Это известие застало генерала в отставке Анатолия Николаевича Прокшина на выходе из своего офиса. Сообщение он выслушал внешне спокойно, только расстроено усмехнулся… Покачал головой, ровно произнёс в трубку: «Понятно. Работайте». Потом набрал другой номер…

— Павел Русинович, представляешь, он опять ушёл? Не взяли.

— Представляю. Я в этом даже не сомневался. — Ответил тот без усмешки в голосе.

— В моих волкодавах?

— Нет, в его способностях. Его школу нельзя сбрасывать со счетов, Толя. Он же чей ученик? То-то! А ты… Короче, Анатолий Николаевич, твои действия?

— Во-первых, продолжать. Во-вторых…

— Во-вторых, теперь, Толя, — перебил Павел Русинович — нужно работать на опережение. Что он сейчас предпримет?
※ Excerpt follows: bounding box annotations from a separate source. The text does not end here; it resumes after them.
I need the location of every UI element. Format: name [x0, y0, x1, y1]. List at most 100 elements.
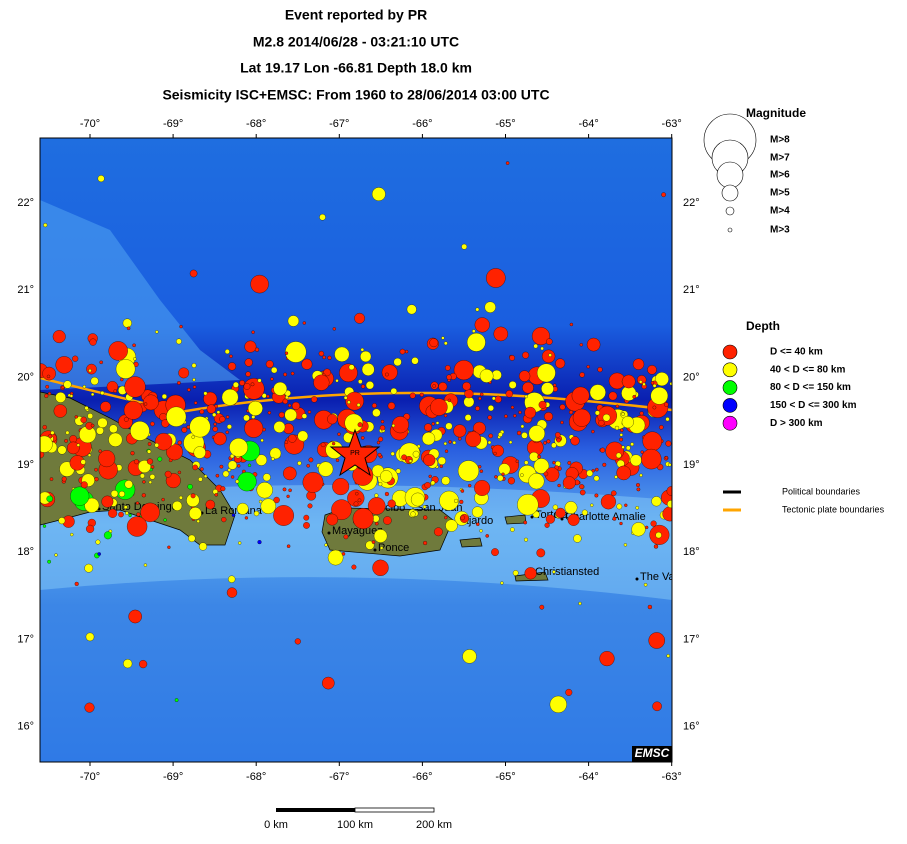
event-dot [540, 346, 544, 351]
event-dot [520, 424, 525, 429]
event-dot [55, 392, 66, 403]
event-dot [555, 432, 561, 438]
event-dot [539, 604, 545, 610]
event-dot [390, 451, 395, 456]
event-dot [147, 442, 152, 446]
event-dot [118, 511, 124, 518]
event-dot [423, 515, 428, 520]
event-dot [245, 371, 251, 377]
event-dot [133, 459, 139, 465]
event-dot [524, 567, 537, 580]
event-dot [65, 430, 70, 435]
event-dot [97, 417, 108, 428]
event-dot [149, 474, 156, 480]
place-dot [373, 548, 377, 552]
event-dot [123, 659, 133, 669]
event-dot [667, 463, 672, 467]
event-dot [630, 454, 642, 467]
event-dot [74, 581, 79, 586]
event-dot [320, 442, 326, 448]
event-dot [494, 475, 498, 479]
event-dot [225, 430, 229, 434]
event-dot [520, 473, 524, 477]
lat-label: 19° [683, 459, 700, 471]
event-dot [213, 432, 227, 446]
lat-label: 17° [17, 633, 34, 645]
event-dot [593, 475, 600, 482]
event-dot [375, 521, 379, 526]
events [40, 161, 672, 713]
event-dot [354, 312, 365, 324]
event-dot [631, 522, 646, 537]
event-dot [47, 559, 51, 564]
event-dot [411, 357, 419, 365]
legend: Magnitude Depth M>8 M>7 M>6 M>5 M>4 M>3 D <= 4… [703, 106, 885, 514]
event-dot [453, 424, 467, 438]
event-dot [86, 363, 97, 375]
event-dot [200, 467, 204, 471]
event-dot [430, 480, 436, 486]
event-dot [128, 513, 132, 518]
event-dot [52, 330, 66, 344]
epicenter-star [329, 428, 381, 477]
event-dot [143, 563, 148, 567]
event-dot [498, 463, 511, 476]
event-dot [229, 354, 233, 358]
event-dot [594, 410, 600, 416]
event-dot [123, 417, 129, 422]
event-dot [655, 531, 662, 539]
event-dot [291, 401, 301, 410]
event-dot [365, 381, 374, 390]
event-dot [422, 432, 436, 446]
event-dot [590, 503, 594, 507]
event-dot [531, 327, 550, 346]
event-dot [423, 540, 428, 546]
event-dot [560, 420, 564, 425]
event-dot [528, 473, 545, 490]
place-dot [635, 577, 639, 581]
event-dot [284, 351, 289, 355]
event-dot [608, 391, 618, 401]
event-dot [504, 414, 508, 418]
magnitude-symbol [716, 161, 744, 189]
event-dot [372, 408, 381, 417]
event-dot [100, 401, 112, 413]
event-dot [192, 385, 197, 389]
event-dot [87, 413, 94, 419]
event-dot [43, 223, 48, 228]
event-dot [172, 500, 183, 511]
event-dot [468, 483, 472, 488]
event-dot [573, 534, 582, 543]
event-dot [614, 475, 618, 479]
event-dot [552, 504, 559, 510]
event-dot [94, 467, 98, 472]
place-dot [530, 515, 534, 519]
legend-label: M>6 [770, 170, 790, 181]
event-dot [118, 490, 125, 498]
event-dot [203, 474, 208, 478]
event-dot [393, 357, 402, 367]
event-dot [624, 503, 628, 507]
event-dot [479, 392, 484, 397]
event-dot [621, 412, 625, 416]
event-dot [435, 421, 440, 425]
event-dot [475, 307, 480, 312]
event-dot [524, 406, 536, 419]
event-dot [179, 324, 183, 329]
event-dot [666, 654, 670, 658]
event-dot [446, 374, 452, 380]
subtitle: Seismicity ISC+EMSC: From 1960 to 28/06/… [162, 87, 549, 103]
event-dot [652, 701, 662, 712]
event-dot [101, 495, 114, 508]
event-dot [518, 370, 531, 382]
event-dot [565, 688, 573, 696]
event-dot [103, 531, 112, 540]
event-dot [404, 349, 409, 354]
event-dot [74, 415, 78, 419]
event-dot [86, 524, 95, 533]
lon-label: -67° [329, 118, 349, 130]
event-dot [157, 456, 163, 462]
event-dot [343, 395, 348, 400]
event-dot [476, 522, 480, 526]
— Выйдет на кого-нибудь из прессы.

— Правильно, тут ты его и… А я переговорю кое- с кем… Превентивно.

Павел Русинович отключил связь, быстро прошёл в секретную комнату, вывел компьютер из «спящего» режима, пробежал курсором по экрану… взял другой телефон.

— Господин министр, извините что беспокою, это спецслужбы… — Сообщил он сухим, непререкаемым тоном, когда министр связи и коммуникаций ему ответил. — Как, как? Подождите, не задавайте вопросы. Об этом никто знать не должен и ваша секретарь тоже, потому и… Установка для вас такая, по всем своим ведомствам немедленно дайте команду никаких публикаций по поводу президента Российской Федерации либо премьер-министра не давать. Никаких. Категорически. Это приказ. На свободе опасный государственный преступник, мы его разыскиваем. В принципе, сумасшедший. Будет представляться либо президентом, либо премьер-министром. Статьи 275, 277, 283–я УКа РФ. Все с высшей мерой, замечу, каждая. И ему, и пособникам. В общем, жареные факты для ваших… эээ… Допустить нельзя. Пропустить тоже. По паспорту он Николай Петрович Листов, тысяча девятьсот шестьдесят второго года рождения, прописка Подмосковная… Пригласить, выслушать, сразу же сообщить, только нам, подчёркиваю, именно нам, телефон у вас на дисплее. Потянуть время, не более десяти- пятнадцати минут. Нам хватит. Вы, лично за это отвечаете. Лично. Вам всё ясно? — И не дожидаясь ответа, подчеркнул. — Я так и думал. Отбой. — И через секунду добавил другим тоном. — Кстати, поздравляю с назначением, господин министр. Я думаю, у вас получится.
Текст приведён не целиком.